Em 2010, 32,2 milhões de alunos repetiram de ano no mundo
(em 2000, esse número era de 34,7 milhões de estudantes) e 31,2 milhões
deixaram a escola antes mesmo de concluir a educação primária - definição da
Unesco para a faixa que, no Brasil, vai do 1º ao 5º ano do ensino fundamental.
A redução de 7% é exaltada no relatório (divulgado em novembro do ano passado),
principalmente porque as matrículas nessas séries cresceram 6% no período (de
654,8 milhões para 691,3 milhões). Do total dos repetentes, o maior número está
na África Subsaariana (35%). A América Latina e a região do Caribe concentram
17% desses alunos, onde a expectativa para a conclusão de todo o ensino
fundamental é de 9,5 anos (quase um ano dedicado a repetir alguma das séries).
Para financiar esses estudantes, os governos também
precisam abrir os cofres. No Brasil, estima-se que aproximadamente 9% dos
custos com educação básica sejam destinados a dar suporte aos que são
reprovados na escola. Além disso, o impacto também pode recair sobre a autoestima
de crianças e adolescentes, atrapalhando seu progresso acadêmico e podendo
levar ao abandono.
O relatório defende o sistema de aprovação automática como
mecanismo para diminuir os índices de repetência, condição apontada como uma
das razões para a evasão.

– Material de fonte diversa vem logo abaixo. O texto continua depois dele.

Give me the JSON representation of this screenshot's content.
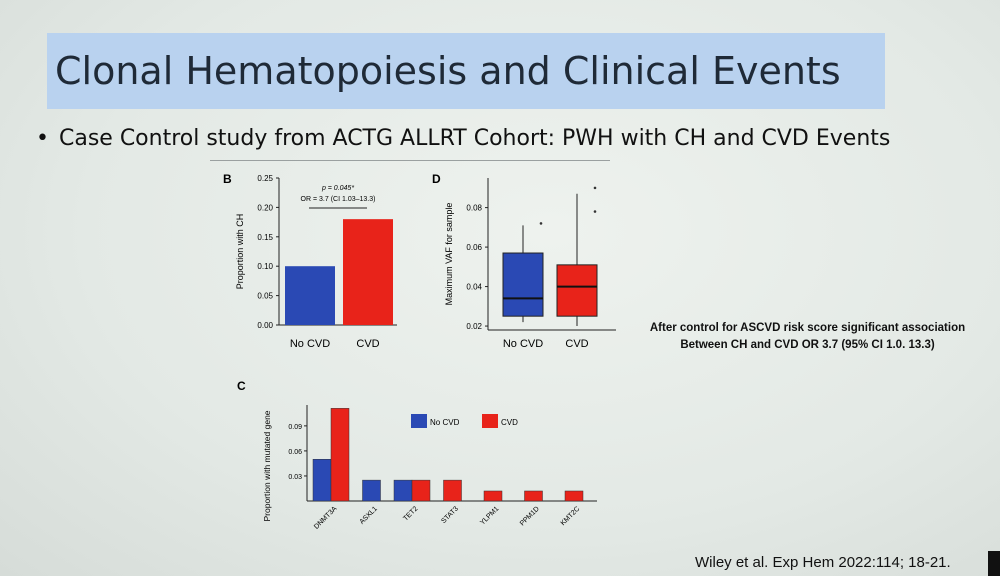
{
  "slide": {
    "title": "Clonal Hematopoiesis and Clinical Events",
    "bullet": "Case Control study from ACTG ALLRT Cohort: PWH with CH and CVD Events",
    "note_line1": "After control for ASCVD risk score significant association",
    "note_line2": "Between CH and CVD OR 3.7 (95% CI 1.0. 13.3)",
    "citation": "Wiley et al. Exp Hem 2022:114; 18-21."
  },
  "colors": {
    "no_cvd": "#2a49b4",
    "cvd": "#e8231a"
  },
  "chart_data": [
    {
      "panel": "B",
      "type": "bar",
      "ylabel": "Proportion with CH",
      "categories": [
        "No CVD",
        "CVD"
      ],
      "values": [
        0.1,
        0.18
      ],
      "ylim": [
        0,
        0.25
      ],
      "yticks": [
        "0.00",
        "0.05",
        "0.10",
        "0.15",
        "0.20",
        "0.25"
      ],
      "annotation_p": "p = 0.045*",
      "annotation_or": "OR = 3.7 (CI 1.03–13.3)"
    },
    {
      "panel": "D",
      "type": "box",
      "ylabel": "Maximum VAF for sample",
      "categories": [
        "No CVD",
        "CVD"
      ],
      "ylim": [
        0.018,
        0.095
      ],
      "yticks": [
        "0.02",
        "0.04",
        "0.06",
        "0.08"
      ],
      "boxes": [
        {
          "min": 0.022,
          "q1": 0.025,
          "median": 0.034,
          "q3": 0.057,
          "max": 0.071,
          "outliers": [
            0.072
          ]
        },
        {
          "min": 0.02,
          "q1": 0.025,
          "median": 0.04,
          "q3": 0.051,
          "max": 0.087,
          "outliers": [
            0.09,
            0.078
          ]
        }
      ]
    },
    {
      "panel": "C",
      "type": "bar",
      "ylabel": "Proportion with mutated gene",
      "categories": [
        "DNMT3A",
        "ASXL1",
        "TET2",
        "STAT3",
        "YLPM1",
        "PPM1D",
        "KMT2C"
      ],
      "yticks": [
        "0.03",
        "0.06",
        "0.09"
      ],
      "ylim": [
        0,
        0.115
      ],
      "series": [
        {
          "name": "No CVD",
          "values": [
            0.05,
            0.025,
            0.025,
            0,
            0,
            0,
            0
          ]
        },
        {
          "name": "CVD",
          "values": [
            0.111,
            0,
            0.025,
            0.025,
            0.012,
            0.012,
            0.012
          ]
        }
      ]
    }
  ]
}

Segundo o documento, essa prática não pode ser
diretamente associada ao desempenho do aluno, uma vez que países com educação
de alta qualidade como Finlândia, Noruega e Islândia aplicam o sistema,
enquanto outros como Bélgica, Canadá, Países Baixos e Estados Unidos impõem a
repetição caso o aluno não atinja as médias. O GED ressalva, contudo, que o
progresso individual de um aluno pode ser impactado por essas políticas. No sul
e no leste da África, por exemplo, crianças que nunca repetiram o ano têm mais
chances de obter melhores resultados em disciplinas que envolvem leitura ou
matemática. Já o progresso de quem ficou pra trás costuma ser mais lento.